The jury heard similar testimony from the current Riverside Hawks program director, Anthony Hargraves, who played for the church in the late 1970s and early ’80s. He said Riverside offered him “a way out” of his gang-infested South Bronx neighborhood, helping him land a Division I basketball scholarship to Iona College, where he rose to captain of the team and earned a degree that helped him launch a career in finance at Bear Stearns and J.P. Morgan.
Hargraves said he earns a $40,000 annual salary as Riverside’s program director but that it didn’t affect his testimony. He testified that he never saw Lorch inappropriately touch anyone while he was playing for the program, nor did he see anyone getting paddled by Lorch.
Powell’s side tried to downplay the importance of Hargraves’ and Ruiz’ lack of knowledge of misconduct, attempting to show that they may simply not have been around at the right times to witness wrongdoing. Hargraves testified that while he “knew of” the paddle from players having conversations about it, he never actually saw it and didn’t know it belonged to Lorch.

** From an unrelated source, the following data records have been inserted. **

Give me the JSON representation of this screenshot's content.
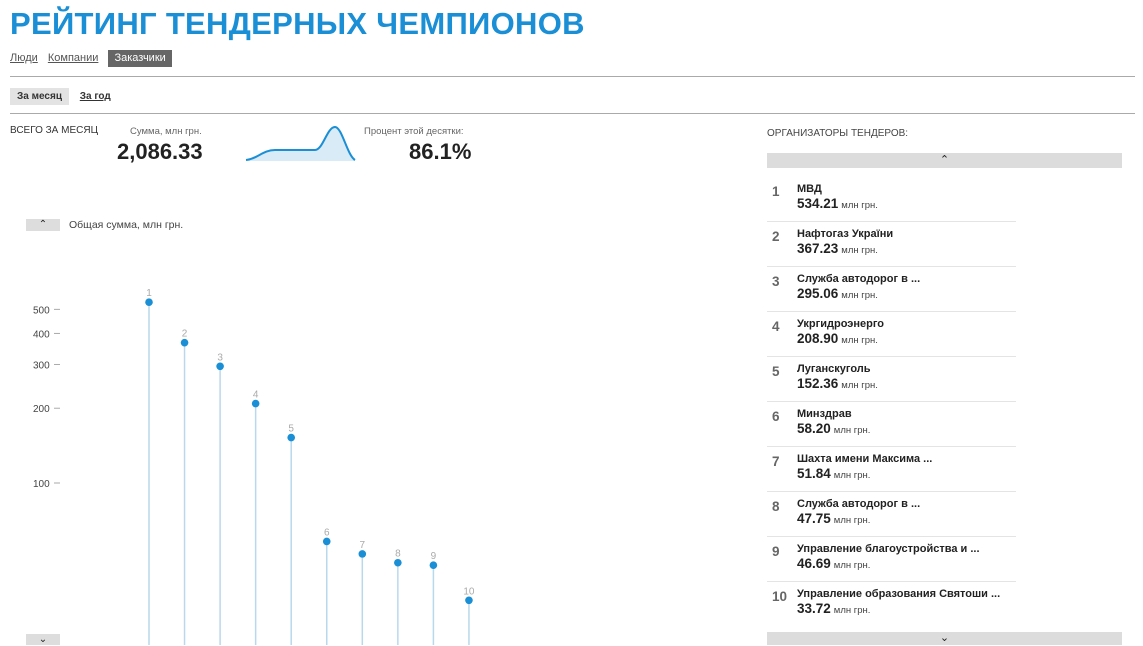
{
  "page": {
    "title": "РЕЙТИНГ ТЕНДЕРНЫХ ЧЕМПИОНОВ"
  },
  "nav": {
    "tabs": [
      {
        "label": "Люди"
      },
      {
        "label": "Компании"
      },
      {
        "label": "Заказчики"
      }
    ],
    "active": "Заказчики"
  },
  "period": {
    "tabs": [
      {
        "label": "За месяц"
      },
      {
        "label": "За год"
      }
    ],
    "active": "За месяц"
  },
  "summary": {
    "total_label": "ВСЕГО ЗА МЕСЯЦ",
    "sum_label": "Сумма, млн грн.",
    "sum_value": "2,086.33",
    "percent_label": "Процент этой десятки:",
    "percent_value": "86.1%"
  },
  "icons": {
    "up": "chevron-up-icon",
    "down": "chevron-down-icon"
  },
  "colors": {
    "accent": "#1a8fd6",
    "stem": "#b9d8ec",
    "point": "#1a8fd6"
  },
  "chart_data": {
    "type": "scatter",
    "title": "Общая сумма, млн грн.",
    "y_scale": "log",
    "y_ticks": [
      100,
      200,
      300,
      400,
      500
    ],
    "x": [
      1,
      2,
      3,
      4,
      5,
      6,
      7,
      8,
      9,
      10
    ],
    "values": [
      534.21,
      367.23,
      295.06,
      208.9,
      152.36,
      58.2,
      51.84,
      47.75,
      46.69,
      33.72
    ],
    "labels": [
      "1",
      "2",
      "3",
      "4",
      "5",
      "6",
      "7",
      "8",
      "9",
      "10"
    ]
  },
  "organizers": {
    "title": "ОРГАНИЗАТОРЫ ТЕНДЕРОВ:",
    "unit": "млн грн.",
    "items": [
      {
        "rank": "1",
        "name": "МВД",
        "value": "534.21"
      },
      {
        "rank": "2",
        "name": "Нафтогаз України",
        "value": "367.23"
      },
      {
        "rank": "3",
        "name": "Служба автодорог в ...",
        "value": "295.06"
      },
      {
        "rank": "4",
        "name": "Укргидроэнерго",
        "value": "208.90"
      },
      {
        "rank": "5",
        "name": "Луганскуголь",
        "value": "152.36"
      },
      {
        "rank": "6",
        "name": "Минздрав",
        "value": "58.20"
      },
      {
        "rank": "7",
        "name": "Шахта имени Максима ...",
        "value": "51.84"
      },
      {
        "rank": "8",
        "name": "Служба автодорог в ...",
        "value": "47.75"
      },
      {
        "rank": "9",
        "name": "Управление благоустройства и ...",
        "value": "46.69"
      },
      {
        "rank": "10",
        "name": "Управление образования Святоши ...",
        "value": "33.72"
      }
    ]
  }
}
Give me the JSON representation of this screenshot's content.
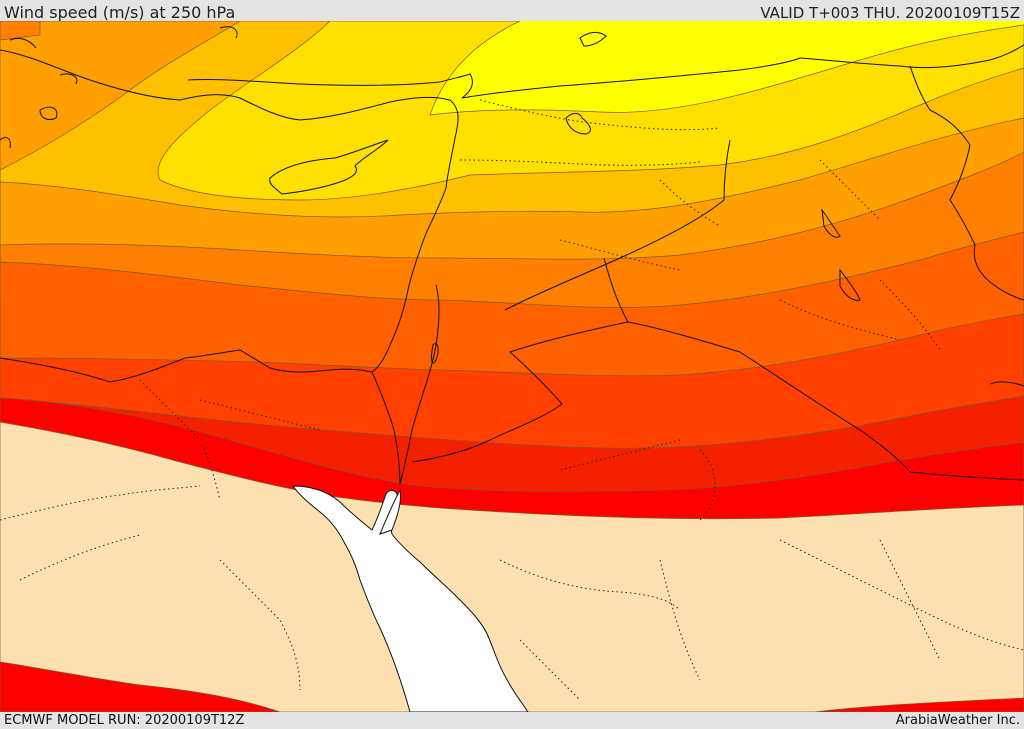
{
  "header": {
    "title": "Wind speed (m/s) at 250 hPa",
    "valid": "VALID T+003 THU. 20200109T15Z"
  },
  "footer": {
    "model_run": "ECMWF MODEL RUN: 20200109T12Z",
    "credit": "ArabiaWeather Inc."
  },
  "colors": {
    "yellow_max": "#ffff00",
    "gold": "#ffe000",
    "amber": "#ffc000",
    "orange_light": "#ffa000",
    "orange": "#ff8000",
    "orange_dark": "#ff6000",
    "red_orange": "#ff4000",
    "red_dark": "#f52000",
    "red": "#ff0000",
    "calm": "#fde0b0",
    "sea": "#ffffff",
    "border": "#111111"
  }
}
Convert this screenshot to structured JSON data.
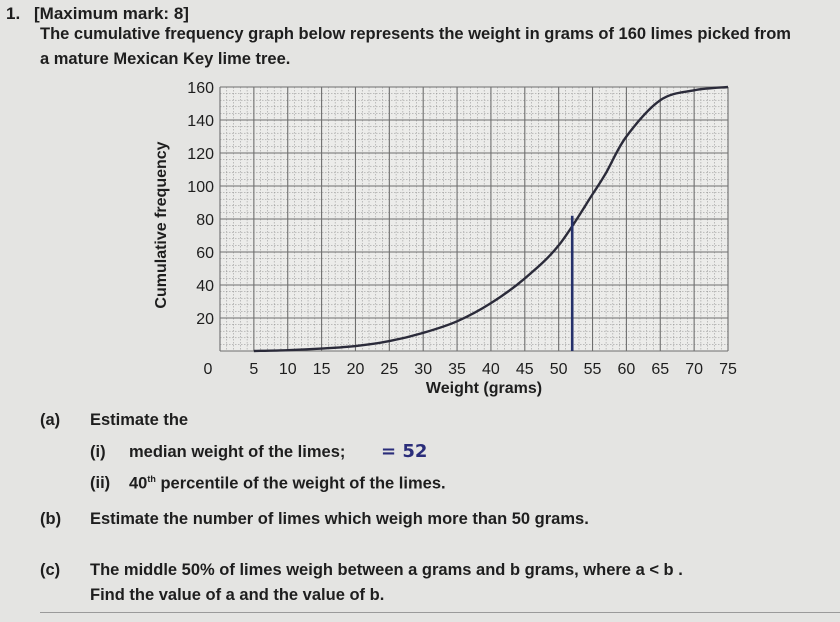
{
  "question": {
    "number": "1.",
    "max_mark": "[Maximum mark: 8]",
    "intro_line1": "The cumulative frequency graph below represents the weight in grams of 160 limes picked from",
    "intro_line2": "a mature Mexican Key lime tree."
  },
  "parts": {
    "a_label": "(a)",
    "a_text": "Estimate the",
    "a_i_label": "(i)",
    "a_i_text": "median weight of the limes;",
    "a_i_answer": "= 52",
    "a_ii_label": "(ii)",
    "a_ii_text_pre": "40",
    "a_ii_sup": "th",
    "a_ii_text_post": "percentile of the weight of the limes.",
    "b_label": "(b)",
    "b_text": "Estimate the number of limes which weigh more than 50 grams.",
    "c_label": "(c)",
    "c_text": "The middle 50% of limes weigh between a grams and b grams, where a < b .",
    "c_text2": "Find the value of a and the value of b."
  },
  "chart_data": {
    "type": "line",
    "title": "",
    "xlabel": "Weight (grams)",
    "ylabel": "Cumulative frequency",
    "xlim": [
      0,
      75
    ],
    "ylim": [
      0,
      160
    ],
    "x_ticks": [
      0,
      5,
      10,
      15,
      20,
      25,
      30,
      35,
      40,
      45,
      50,
      55,
      60,
      65,
      70,
      75
    ],
    "y_ticks": [
      0,
      20,
      40,
      60,
      80,
      100,
      120,
      140,
      160
    ],
    "x_tick_labels": [
      "0",
      "5",
      "10",
      "15",
      "20",
      "25",
      "30",
      "35",
      "40",
      "45",
      "50",
      "55",
      "60",
      "65",
      "70",
      "75"
    ],
    "y_tick_labels": [
      "0",
      "20",
      "40",
      "60",
      "80",
      "100",
      "120",
      "140",
      "160"
    ],
    "grid": true,
    "series": [
      {
        "x": [
          5,
          10,
          15,
          20,
          25,
          30,
          35,
          40,
          45,
          50,
          55,
          57,
          60,
          65,
          70,
          75
        ],
        "y": [
          0,
          0.5,
          1.5,
          3,
          6,
          11,
          18,
          29,
          44,
          64,
          95,
          108,
          130,
          152,
          158,
          160
        ]
      }
    ],
    "annotations": [
      {
        "type": "vertical-line",
        "x": 52,
        "y_from": 0,
        "y_to": 82
      }
    ],
    "colors": {
      "grid": "#8a8a8a",
      "curve": "#2b2b3a",
      "annotation": "#25306a"
    }
  }
}
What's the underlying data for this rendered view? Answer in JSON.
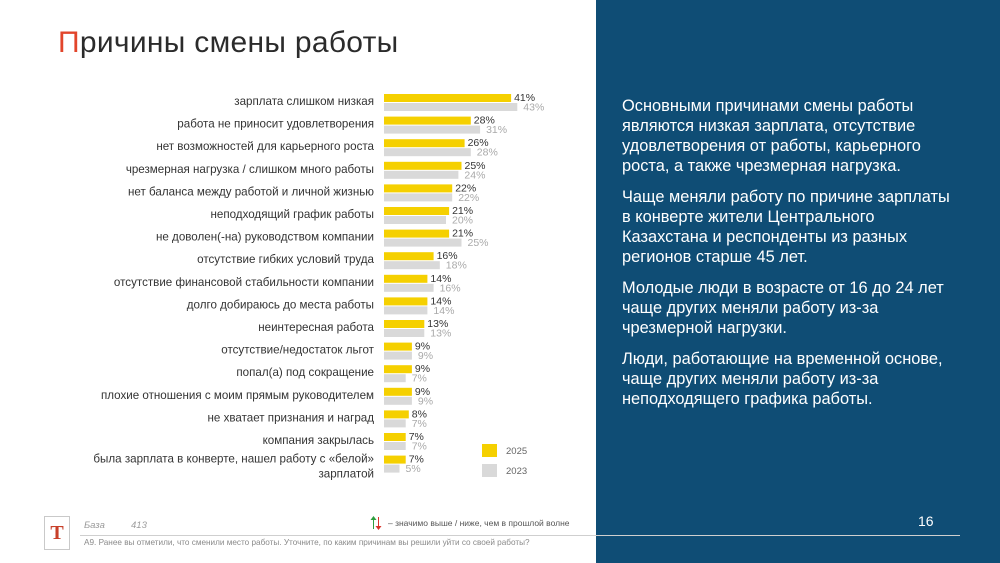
{
  "title": {
    "first_letter": "П",
    "rest": "ричины смены работы"
  },
  "chart_data": {
    "type": "bar",
    "orientation": "horizontal",
    "categories": [
      "зарплата слишком низкая",
      "работа не приносит удовлетворения",
      "нет возможностей для карьерного роста",
      "чрезмерная нагрузка / слишком много работы",
      "нет баланса между работой и личной жизнью",
      "неподходящий график работы",
      "не доволен(-на) руководством компании",
      "отсутствие гибких условий труда",
      "отсутствие финансовой стабильности компании",
      "долго добираюсь до места работы",
      "неинтересная работа",
      "отсутствие/недостаток льгот",
      "попал(а) под сокращение",
      "плохие отношения с моим прямым руководителем",
      "не хватает признания и наград",
      "компания закрылась",
      "была зарплата в конверте, нашел работу с «белой» зарплатой"
    ],
    "series": [
      {
        "name": "2025",
        "color": "#f5d000",
        "values": [
          41,
          28,
          26,
          25,
          22,
          21,
          21,
          16,
          14,
          14,
          13,
          9,
          9,
          9,
          8,
          7,
          7
        ]
      },
      {
        "name": "2023",
        "color": "#d9d9d9",
        "values": [
          43,
          31,
          28,
          24,
          22,
          20,
          25,
          18,
          16,
          14,
          13,
          9,
          7,
          9,
          7,
          7,
          5
        ]
      }
    ],
    "value_suffix": "%",
    "xlim": [
      0,
      45
    ],
    "legend_position": "bottom-right",
    "grid": false
  },
  "base": {
    "label": "База",
    "value": "413"
  },
  "significance_note": "– значимо выше / ниже, чем в прошлой волне",
  "footnote": "А9. Ранее вы отметили, что сменили место работы. Уточните, по каким причинам вы решили уйти со своей работы?",
  "logo_letter": "Т",
  "page_number": "16",
  "summary": [
    "Основными причинами смены работы являются низкая зарплата, отсутствие удовлетворения от работы, карьерного роста, а также чрезмерная нагрузка.",
    "Чаще меняли работу по причине зарплаты в конверте жители Центрального Казахстана и респонденты из разных регионов старше 45 лет.",
    "Молодые люди в возрасте от 16 до 24 лет чаще других меняли работу из-за чрезмерной нагрузки.",
    "Люди, работающие на временной основе, чаще других меняли работу из-за неподходящего графика работы."
  ],
  "colors": {
    "accent": "#e2452b",
    "panel": "#0f4d75",
    "bar_2025": "#f5d000",
    "bar_2023": "#d9d9d9"
  }
}
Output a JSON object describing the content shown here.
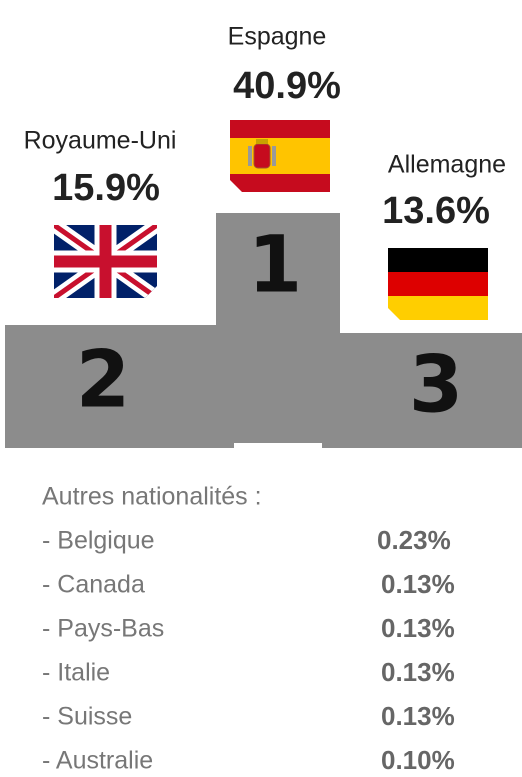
{
  "podium": [
    {
      "rank": "1",
      "country": "Espagne",
      "percent": "40.9%"
    },
    {
      "rank": "2",
      "country": "Royaume-Uni",
      "percent": "15.9%"
    },
    {
      "rank": "3",
      "country": "Allemagne",
      "percent": "13.6%"
    }
  ],
  "others": {
    "title": "Autres nationalités :",
    "rows": [
      {
        "name": "- Belgique",
        "percent": "0.23%"
      },
      {
        "name": "- Canada",
        "percent": "0.13%"
      },
      {
        "name": "- Pays-Bas",
        "percent": "0.13%"
      },
      {
        "name": "- Italie",
        "percent": "0.13%"
      },
      {
        "name": "- Suisse",
        "percent": "0.13%"
      },
      {
        "name": "- Australie",
        "percent": "0.10%"
      }
    ]
  }
}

Under cross-examination from Powell attorney Paul Mones, Hargraves said he was a “Dudley Do-Right” with a “limited amount of friends” who went straight from Hawks practices to his home, under strict orders from his mother.
He said he never took a shower at the church, and that while he never experienced “a jockstrap” inspection, he had heard about them. Several witnesses, including Powell, have said Lorch required players to wear jockstraps, would frequently check by looking and feeling if they were wearing them, and would punish them, often with a paddle, if they didn’t.
Under further questioning from Mones, Hargraves seemed to soften his blanket assertion about the inspections, saying: “I don’t recall whether I got in trouble for wearing ‘tighty whiteys.’ … I don’t recall a jockstrap inspection.”
Under cross-examination from Powell attorney Lawrence Luttrell, Ruiz said that while he never saw anything in the gym or locker rooms, he cleaned those facilities from approximately 7 to 7:30 a.m., when neither Lorch nor the Hawks players were around.
When players were showering, Ruiz said, he was working elsewhere in the massive church. Semprevivo then elicited testimony that the custodial offices were in the basement not far from the facilities the Hawks used, so maintenance people would have had opportunity to witness wrongdoing, had there been any, at other times of day.
Riverside also recalled to the stand the church’s chief operating officer Natalie Fein, who described for the jury the progressive, Rockefeller-funded institution’s community programs. Under questioning from Luttrell earlier in the week, Fein testified she could find no records of supervisory guidelines or rules for the basketball program during Lorch’s tenure in the church’s two floors of archives.
(This article has been updated to correct the spelling of Anthony Hargraves’ name.)